Shock hepatitis health warning for Wiganers
A shock report shows the number of patients suffering from deadly liver disease caused by Hepatitis C is higher in Wigan than many parts of the UK.
Public Health England has revealed the figures as part of a study into the serious blood-borne virus and its grip on the North West.
The disease, which is thought to affect more than half of all injecting drug-users, is more easily curable now than previous decades but the authority shows
that not enough addicts are being tested in the borough.
Chronic Hepatitis C slowly destroys the liver over a long period of time, often with no obvious side-effects. The authority estimates that more than 400 people are living undiagnosed in the borough, each of whom could spread the virus unknowingly.
A study published by Public Health England shows that between 2012 and 2016, the borough was listed as one of the worst areas in the region for the number of patients admitted to hospital with liver failure or cancer brought on by the virus.
Hep C is a serious condition which can cause liver damage, cancer and consequently death if left untreated.
As a blood-borne virus, it can be transmitted through any blood-to-blood contact including intravenous drug use, accidental needle sticks, childbirth and, in rare cases, sexual activity.
High-risk groups are considered to be injecting drug-users, healthcare workers who come into contact with blood products and syringes and prison inmates among others.
PHE has revealed that 3.9 in every 100,000 Wigan patients were suffering from Hep C-related liver damage, a number which is “significantly higher” than the England average of 2.4.
And the borough is underperforming when faced with pro-active testing. In 2014/15 only 77.8 per cent of people receiving treatment for intravenous drug use were tested for the virus, a figure considered “significantly worse” than the national average of 81.5 per cent and the regional average of 78.6 per cent.
The report states: “Testing for HCV infection in people who inject drugs is a priority to ensure timely diagnosis and access to treatment services, and prevention of onward transmission of infection.
“A systematic approach to testing in drug treatment services presents a great opportunity to reduce the proportion of undiagnosed infections.”
Prof Kate Ardern, director for public health at Wigan Council, said: “Although Greater Manchester has higher levels of Hepatitis C than in England overall, Wigan Borough’s detection rates are 18.6 per 100,000 of the population, which is in line with the England average. We also have lower infection rates than other areas in Greater Manchester.
“Mortality rates for Hepatitis C in Wigan Borough for under-75s is 0.67 per 100,000 of the population, which is also the same as England overall and is better than the North West average of 1.02. We’re thankful that these rates are low and will continue to signpost people to treatment.
“We focus our efforts on testing people who are known to our drug and alcohol service, as the majority of individuals who have contracted Hepatitis C in Greater Manchester will have done so through drug use. We are also committed to working with health professionals and colleagues in the criminal justice system to increase testing for those individuals who have not previously engaged with our teams.

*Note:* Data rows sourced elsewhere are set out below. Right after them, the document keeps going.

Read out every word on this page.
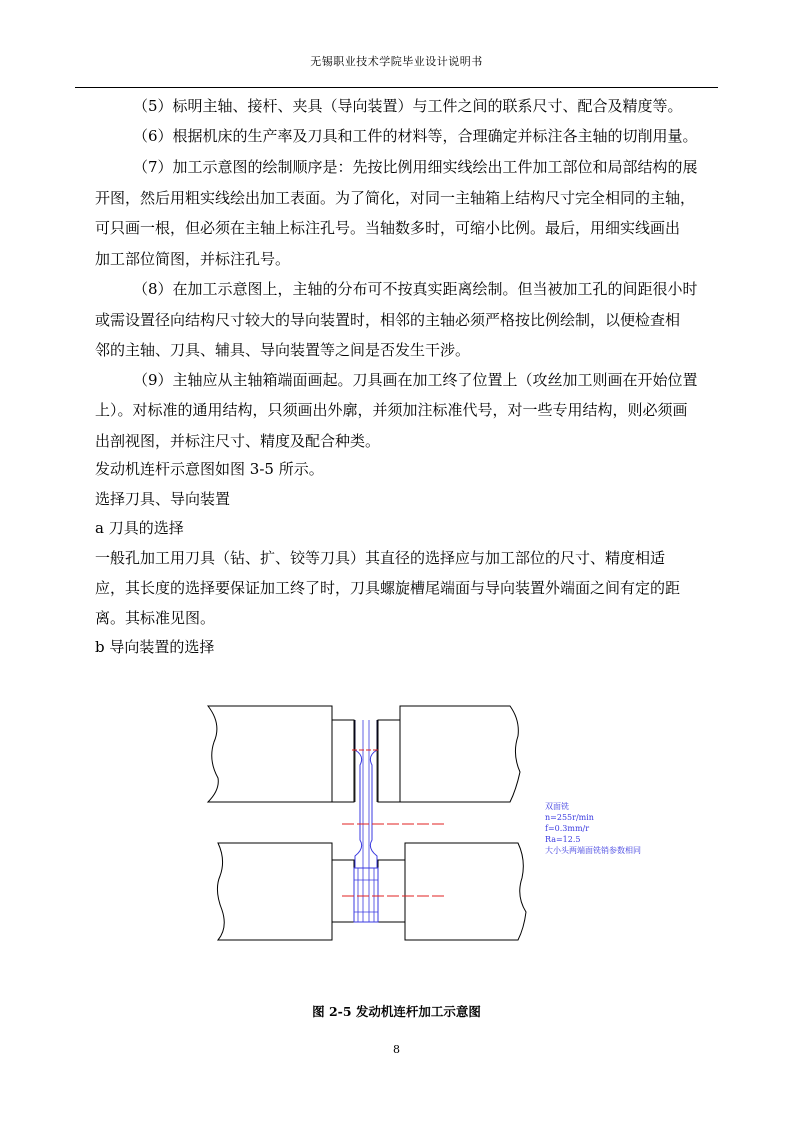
无锡职业技术学院毕业设计说明书
（5）标明主轴、接杆、夹具（导向装置）与工件之间的联系尺寸、配合及精度等。
（6）根据机床的生产率及刀具和工件的材料等，合理确定并标注各主轴的切削用量。
（7）加工示意图的绘制顺序是：先按比例用细实线绘出工件加工部位和局部结构的展
开图，然后用粗实线绘出加工表面。为了简化，对同一主轴箱上结构尺寸完全相同的主轴，
可只画一根，但必须在主轴上标注孔号。当轴数多时，可缩小比例。最后，用细实线画出
加工部位简图，并标注孔号。
（8）在加工示意图上，主轴的分布可不按真实距离绘制。但当被加工孔的间距很小时
或需设置径向结构尺寸较大的导向装置时，相邻的主轴必须严格按比例绘制，以便检查相
邻的主轴、刀具、辅具、导向装置等之间是否发生干涉。
（9）主轴应从主轴箱端面画起。刀具画在加工终了位置上（攻丝加工则画在开始位置
上）。对标准的通用结构，只须画出外廓，并须加注标准代号，对一些专用结构，则必须画
出剖视图，并标注尺寸、精度及配合种类。
发动机连杆示意图如图 3-5 所示。
选择刀具、导向装置
a 刀具的选择
一般孔加工用刀具（钻、扩、铰等刀具）其直径的选择应与加工部位的尺寸、精度相适
应，其长度的选择要保证加工终了时，刀具螺旋槽尾端面与导向装置外端面之间有定的距
离。其标准见图。
b 导向装置的选择
双面铣
n=255r/min
f=0.3mm/r
Ra=12.5
大小头两端面铣销参数相同
图 2-5 发动机连杆加工示意图
8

“From next week, Addaction will begin delivering a new integrated drug and alcohol service for Wigan Borough capturing both young people and adults, meaning intervention and support will be joined up.
“There have been major advancements in the treatment of Hep C recently and treatment is now straightforward. We will continue to work with other organisations to increase diagnoses and access to treatment locally.”
There is a light at the end of the tunnel for many sufferers in the form of a cure which has been developed over the past decade. Previously, chronic patients only had access to widely unsuccessful treatment which would slow the virus but would not cure it completely from the body.
But a recent breakthrough has seen a new combination of drugs with fewer side effects and a 90 per cent cure rate.